Phil Windley discusses the possibility of using visual metaphors on Wiki pages as cues to the readers.

A simple thing you could do is to “age” pages so that page color changes the older and staler a page is. Using a visual metaphor gives information without making an explicit reputation claim.
At the Liberty Alliance meeting last week in DC, we joked about something similar for Wikipedia - a scale against which the left/right bias of particular pages could be set. Something comparable to Homeland Security.

Wednesday, May 03, 2006

How did they hit on 92?

I just completed the 2006 Canadian Census online.

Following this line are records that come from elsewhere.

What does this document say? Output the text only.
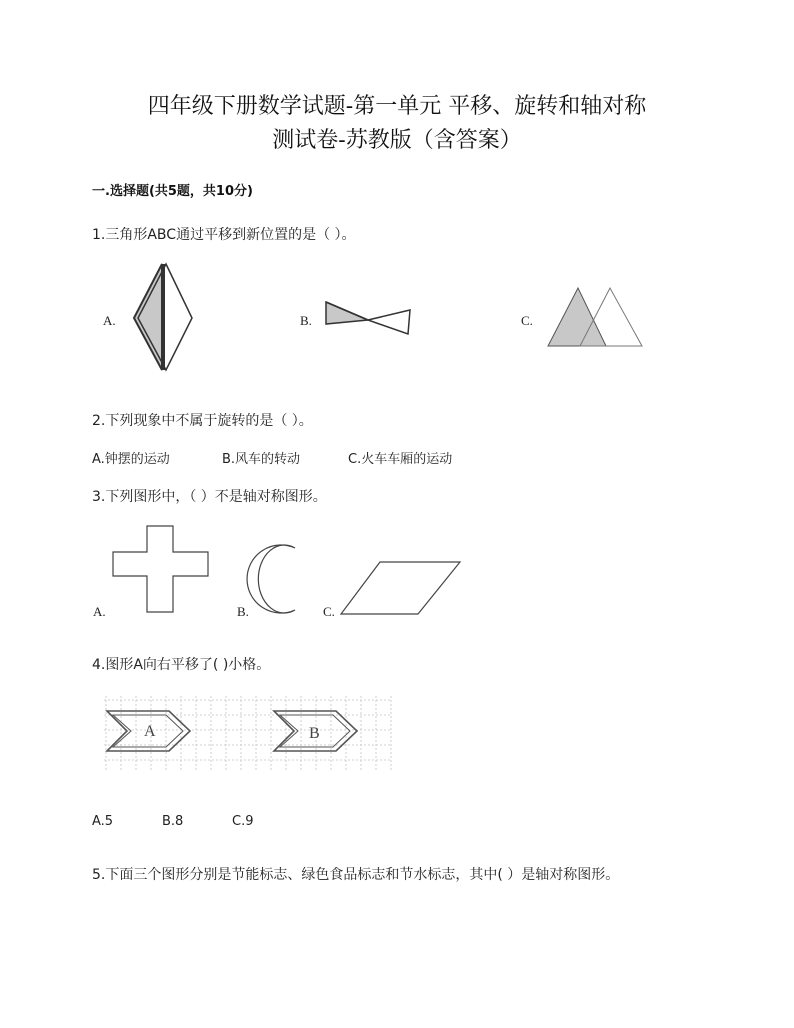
四年级下册数学试题-第一单元 平移、旋转和轴对称
测试卷-苏教版（含答案）
一.选择题(共5题，共10分)
1.三角形ABC通过平移到新位置的是（ ）。
A.	B.	C.
2.下列现象中不属于旋转的是（ ）。
A.钟摆的运动	B.风车的转动	C.火车车厢的运动
3.下列图形中，（ ）不是轴对称图形。
A.	B.	C.
4.图形A向右平移了( )小格。
A	B
A.5	B.8	C.9
5.下面三个图形分别是节能标志、绿色食品标志和节水标志，其中( ）是轴对称图形。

As befitting a country with two official languages, there were the expected many pages of questions covering what fraction of the time I spoke English/French at home, at work, in public transit, in private transit, on the toilet etc.

At the end of the survey, each member of my household was given the opportunity to opt-in for the public release of our data at some point in the future - specifically 92 years from now.

I gave my consent just so I won't have to deal with them pestering me when I'm 134.

I think we need a Canada specific Identity Rights Agreement policy & identifier.

SXIP 2.0, We Hardly Knew Ya

Eve Maler reports from IIW that:
The new news here was that SXIP is moving its DIX standardization effort into a form that is built on top of SAML — he called it a “user-centric profile of SAML”. This is great news, and I’m eager to see how this is shaping up; John Merrells is doing a session today on that.
It definitely is good news. Begs the question, if DIX was to be SXIP 2.0 standardized, but is now to be a profile of SAML 2.0, where does that leave SXIP 2.0?

But will they be able to swap songs?

Trapped Australian Miners get iPods

I wonder if some wit preloaded this Johnny Cash classic.

Unexpected Search Results

When searching on "Liberty extensions" I was not expecting this.

I resent the 'stunt' characterization - they should try writing specs balanced on each others shoulders!

Monday, May 01, 2006

Location-based poetry

James Kobielus has written a peom entitled Geo. When I saw the title I confess I thought it would be about geolocation - maybe the privacy aspects. It isn't.

But it did get me thinking that maybe there is a business plan for geolocation-based poetry delivery. If I'm walking downtown, some futuristic haiku gets delivered to my cell, if strolling through a forest, a peacful sonnet. Or, if inactivity can be inferred, an iambic warning against sloth. Endless possibilities.

The advertisers would abuse it of course.